Una svolta c’è stata intorno al 2000, quando gli over 65 al lavoro hanno cominciato ad aumentare in Germania, Inghilterra, Usa, superando presto la proporzione del 1985, anche di molto. E in particolare tra le donne, tra cui vi è stata un’impennata.
Da un lato abbiamo quindi un modello come quello americano in cui ad aumentare è anche la proporzione dei lavoratori sopra i 75 anni, passati in 20 anni dal 9% al 15%, con un trend che questa volta non pare essere stato replicato neanche nei Paesi europei più simili.
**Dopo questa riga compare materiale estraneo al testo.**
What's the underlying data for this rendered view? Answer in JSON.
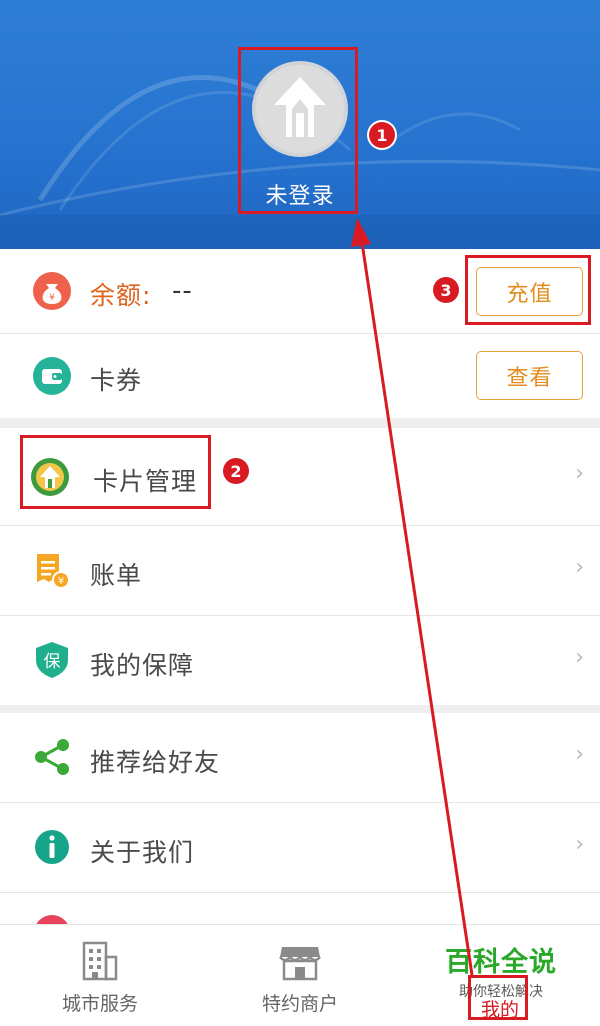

D’altro lato un mondo completamente diverso, in Italia, Francia e Spagna, dove la proporzione di lavoratori anziani rimane sotto il 4 per cento. E però dove ci sono movimenti, anche se ancora poco percepibili, con l’inversione di un trend di discesa dal 2004-06, con l’aumento in Italia dal 3,1% al 3,6% e dal 1% al 2,3% in Francia. È un primo effetto dell’aumento dell’età per la pensione di vecchiaia, a 66 anni dal 2011, o anche un segnale di una tendenza di avvicinamento a modelli americani o nordeuropei?
Forse non tutti saranno d’accordo, ma secondo alcuni studi americani questa permanenza al lavoro non pare una cattiva notizia. Secondo il Brookings Institution negli Usa il 61% dei lavoratori tra i 62 e i 74 anni aveva un dottorato o era un professionista, insegnanti, medici, avvocati, top manager.
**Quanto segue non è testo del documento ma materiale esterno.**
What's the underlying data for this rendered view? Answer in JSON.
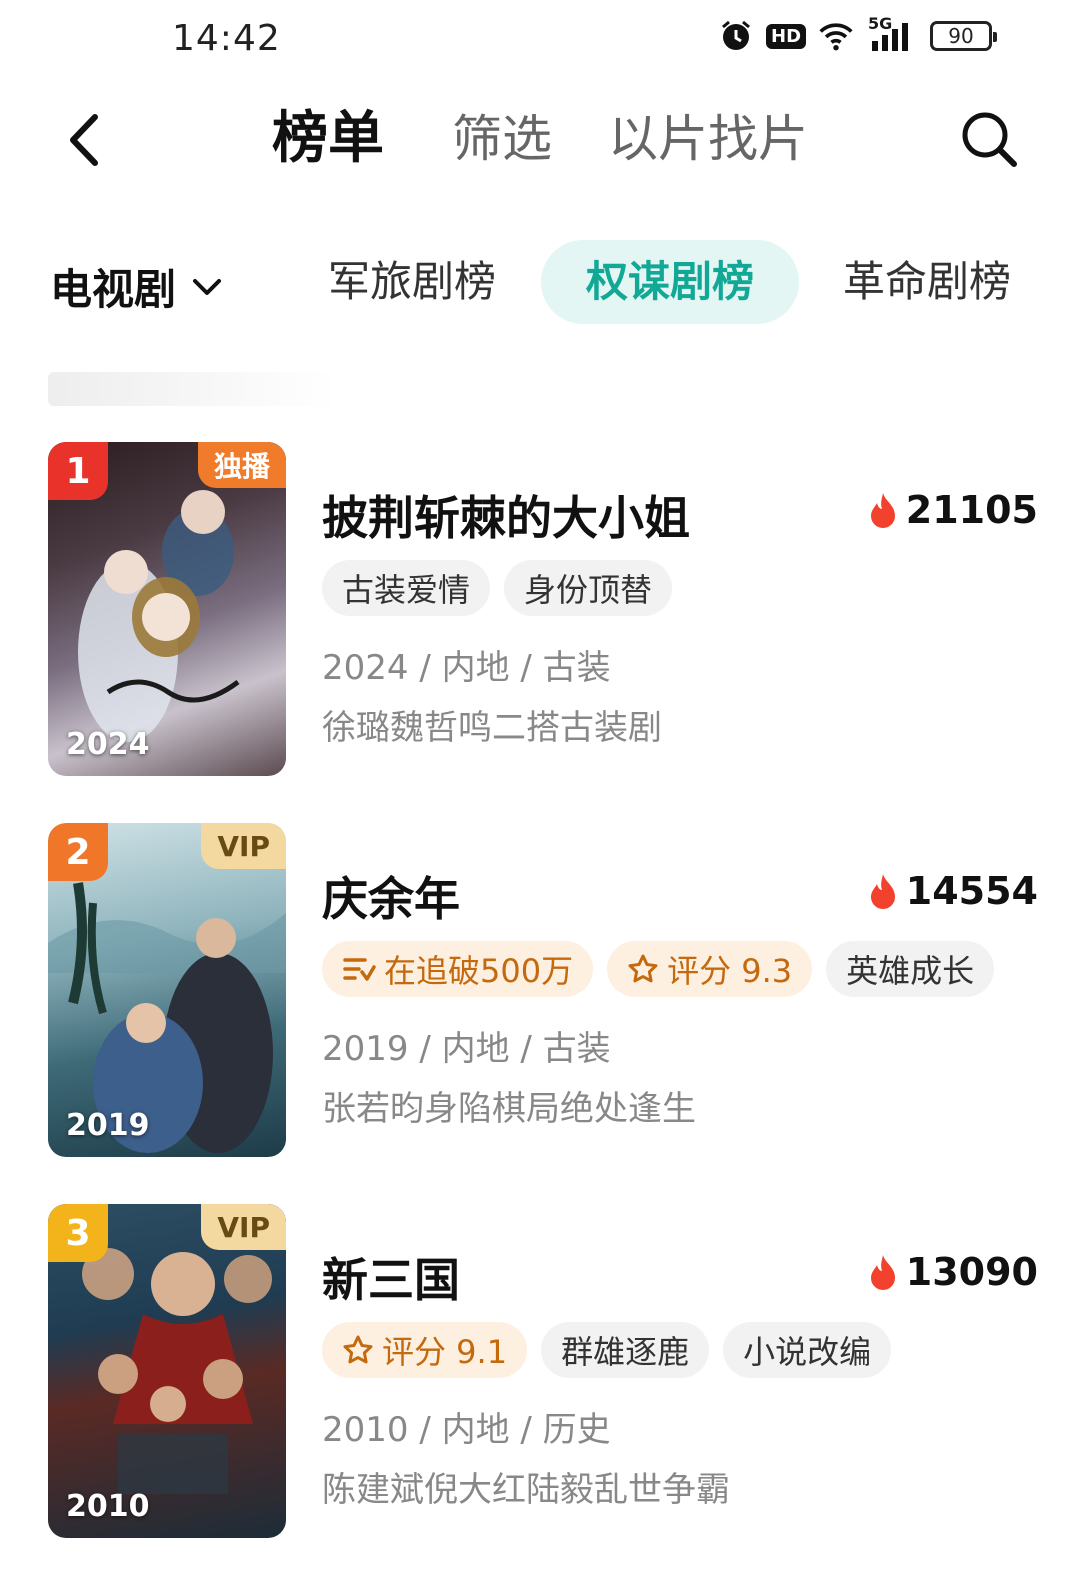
{
  "status_bar": {
    "time": "14:42",
    "hd": "HD",
    "network": "5G",
    "battery": "90"
  },
  "header": {
    "tab_rank": "榜单",
    "tab_filter": "筛选",
    "tab_search_by_image": "以片找片"
  },
  "categories": {
    "selected": "电视剧",
    "tabs": [
      "军旅剧榜",
      "权谋剧榜",
      "革命剧榜"
    ],
    "active_tab": "权谋剧榜"
  },
  "colors": {
    "accent": "#12a896",
    "accent_bg": "#e3f6f3",
    "heat": "#f2422e"
  },
  "items": [
    {
      "rank": "1",
      "corner_tag": "独播",
      "poster_year": "2024",
      "title": "披荆斩棘的大小姐",
      "heat": "21105",
      "chips": [
        {
          "label": "古装爱情",
          "icon": ""
        },
        {
          "label": "身份顶替",
          "icon": ""
        }
      ],
      "meta": "2024 / 内地 / 古装",
      "desc": "徐璐魏哲鸣二搭古装剧"
    },
    {
      "rank": "2",
      "corner_tag": "VIP",
      "poster_year": "2019",
      "title": "庆余年",
      "heat": "14554",
      "chips": [
        {
          "label": "在追破500万",
          "icon": "list-icon"
        },
        {
          "label": "评分 9.3",
          "icon": "star-icon"
        },
        {
          "label": "英雄成长",
          "icon": ""
        }
      ],
      "meta": "2019 / 内地 / 古装",
      "desc": "张若昀身陷棋局绝处逢生"
    },
    {
      "rank": "3",
      "corner_tag": "VIP",
      "poster_year": "2010",
      "title": "新三国",
      "heat": "13090",
      "chips": [
        {
          "label": "评分 9.1",
          "icon": "star-icon"
        },
        {
          "label": "群雄逐鹿",
          "icon": ""
        },
        {
          "label": "小说改编",
          "icon": ""
        }
      ],
      "meta": "2010 / 内地 / 历史",
      "desc": "陈建斌倪大红陆毅乱世争霸"
    }
  ]
}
Sembra esserci un legame con l’istruzione, considerando che se nel 1985 solo l’11% dei 60-74enni aveva una laurea, nel 2011 erano il 32% e di conseguenza un maggior numero di persone svolgeva lavori da “colletto bianco”, tollerabili anche in tarda età, con beneficio per le tasche dei lavoratori, e, nel caso di un modello europeo, per le casse dello Stato.
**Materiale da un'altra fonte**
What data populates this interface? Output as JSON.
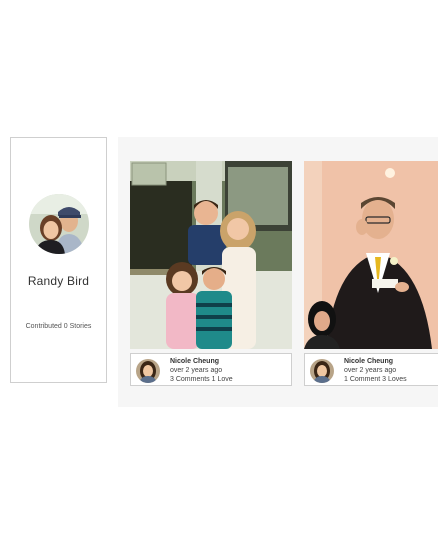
{
  "profile": {
    "name": "Randy Bird",
    "contributed_text": "Contributed 0 Stories"
  },
  "stories": [
    {
      "author": "Nicole Cheung",
      "time": "over 2 years ago",
      "stats": "3 Comments 1 Love"
    },
    {
      "author": "Nicole Cheung",
      "time": "over 2 years ago",
      "stats": "1 Comment 3 Loves"
    }
  ]
}
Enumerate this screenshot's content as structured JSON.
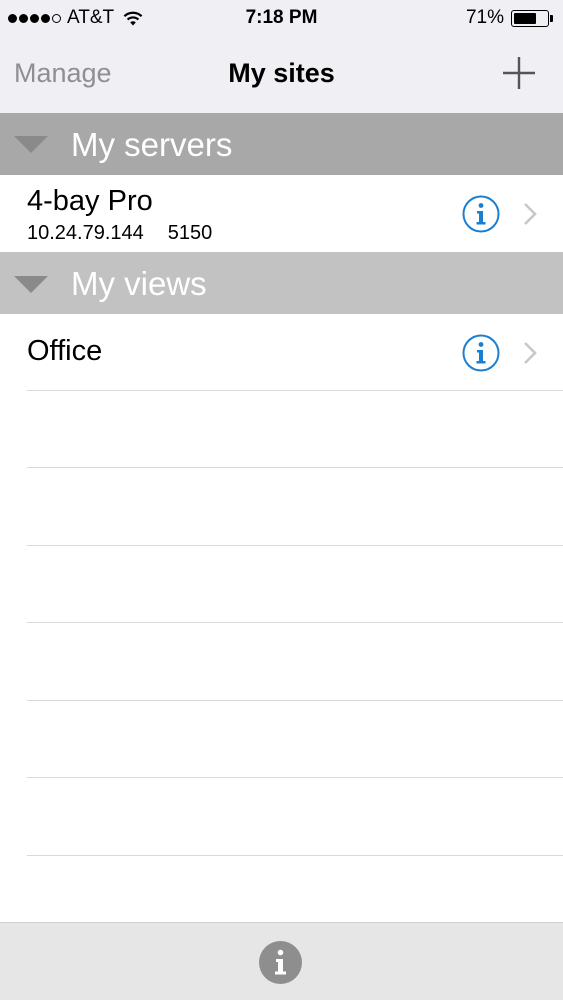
{
  "status_bar": {
    "carrier": "AT&T",
    "time": "7:18 PM",
    "battery_percent": "71%",
    "battery_level": 0.71,
    "signal_bars_filled": 4,
    "signal_bars_total": 5
  },
  "nav": {
    "left_label": "Manage",
    "title": "My sites",
    "add_icon": "plus-icon"
  },
  "sections": {
    "servers": {
      "label": "My servers",
      "items": [
        {
          "name": "4-bay Pro",
          "address": "10.24.79.144",
          "port": "5150"
        }
      ]
    },
    "views": {
      "label": "My views",
      "items": [
        {
          "name": "Office"
        }
      ]
    }
  },
  "colors": {
    "accent_blue": "#1a7fd0",
    "section_servers_bg": "#a8a8a8",
    "section_views_bg": "#c2c2c2",
    "toolbar_bg": "#e6e6e6"
  },
  "toolbar": {
    "info_icon": "info-icon"
  }
}
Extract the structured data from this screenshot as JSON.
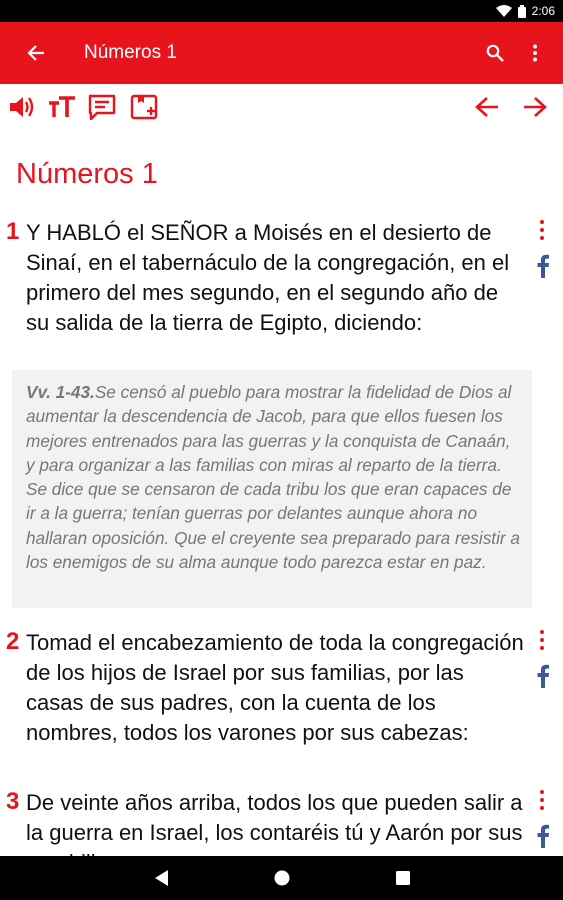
{
  "status_bar": {
    "time": "2:06"
  },
  "app_bar": {
    "title": "Números 1",
    "back_icon": "arrow-back-icon",
    "search_icon": "search-icon",
    "menu_icon": "more-vert-icon"
  },
  "toolbar": {
    "icons": [
      "volume-icon",
      "text-size-icon",
      "comment-icon",
      "add-bookmark-icon"
    ],
    "prev_icon": "arrow-left-icon",
    "next_icon": "arrow-right-icon"
  },
  "chapter": {
    "title": "Números 1"
  },
  "verses": [
    {
      "number": "1",
      "text": "Y HABLÓ el SEÑOR a Moisés en el desierto de Sinaí, en el tabernáculo de la congregación, en el primero del mes segundo, en el segundo año de su salida de la tierra de Egipto, diciendo:"
    },
    {
      "number": "2",
      "text": "Tomad el encabezamiento de toda la congregación de los hijos de Israel por sus familias, por las casas de sus padres, con la cuenta de los nombres, todos los varones por sus cabezas:"
    },
    {
      "number": "3",
      "text": "De veinte años arriba, todos los que pueden salir a la guerra en Israel, los contaréis tú y Aarón por sus cuadrillas."
    }
  ],
  "commentary": {
    "ref": "Vv. 1-43.",
    "text": "Se censó al pueblo para mostrar la fidelidad de Dios al aumentar la descendencia de Jacob, para que ellos fuesen los mejores entrenados para las guerras y la conquista de Canaán, y para organizar a las familias con miras al reparto de la tierra. Se dice que se censaron de cada tribu los que eran capaces de ir a la guerra; tenían guerras por delantes aunque ahora no hallaran oposición. Que el creyente sea preparado para resistir a los enemigos de su alma aunque todo parezca estar en paz."
  },
  "colors": {
    "accent": "#e8141b",
    "commentary_bg": "#f2f2f2",
    "facebook": "#3b5998"
  }
}
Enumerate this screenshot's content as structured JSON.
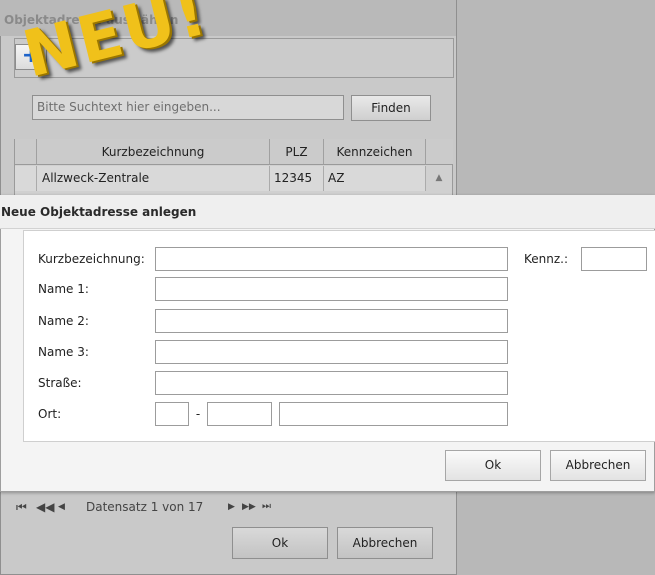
{
  "background_dialog": {
    "title": "Objektadresse auswählen",
    "search_placeholder": "Bitte Suchtext hier eingeben...",
    "find_label": "Finden",
    "columns": [
      "Kurzbezeichnung",
      "PLZ",
      "Kennzeichen"
    ],
    "rows": [
      {
        "kurz": "Allzweck-Zentrale",
        "plz": "12345",
        "kz": "AZ"
      }
    ],
    "pager_text": "Datensatz 1 von 17",
    "ok_label": "Ok",
    "cancel_label": "Abbrechen"
  },
  "badge": {
    "text": "NEU!"
  },
  "dialog": {
    "title": "Neue Objektadresse anlegen",
    "labels": {
      "kurzbezeichnung": "Kurzbezeichnung:",
      "kennz": "Kennz.:",
      "name1": "Name 1:",
      "name2": "Name 2:",
      "name3": "Name 3:",
      "strasse": "Straße:",
      "ort": "Ort:"
    },
    "separator": "-",
    "ok_label": "Ok",
    "cancel_label": "Abbrechen"
  },
  "colors": {
    "badge_yellow": "#f0c11a",
    "plus_blue": "#1d63c9"
  },
  "icons": [
    "plus-icon",
    "first-page-icon",
    "prev-page-fast-icon",
    "prev-page-icon",
    "next-page-icon",
    "next-page-fast-icon",
    "last-page-icon",
    "scroll-up-icon"
  ]
}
In Italia quelle cifre sulla proporzione di laureati in realtà si ritrovano solo tra i più giovani, anche questo spiega il divario nelle statistiche sugli anziani al lavoro. E tuttavia, posto che l’innalzamento dell’età pensionabile renderà “d’ufficio” i nostri dati più vicini a quelli inglesi o americani, l’unica strada perché questo non appaia come una condanna, ma un’opportunità, addirittura una scelta, è avvicinarsi a Usa, Regno Unito, Germania, anche nelle statistiche sul numero dei laureati, sulla produttività del lavoro, sulla quota di occupati nei servizi avanzati, nella ricerca e nell’Ict. Come se fosse facile.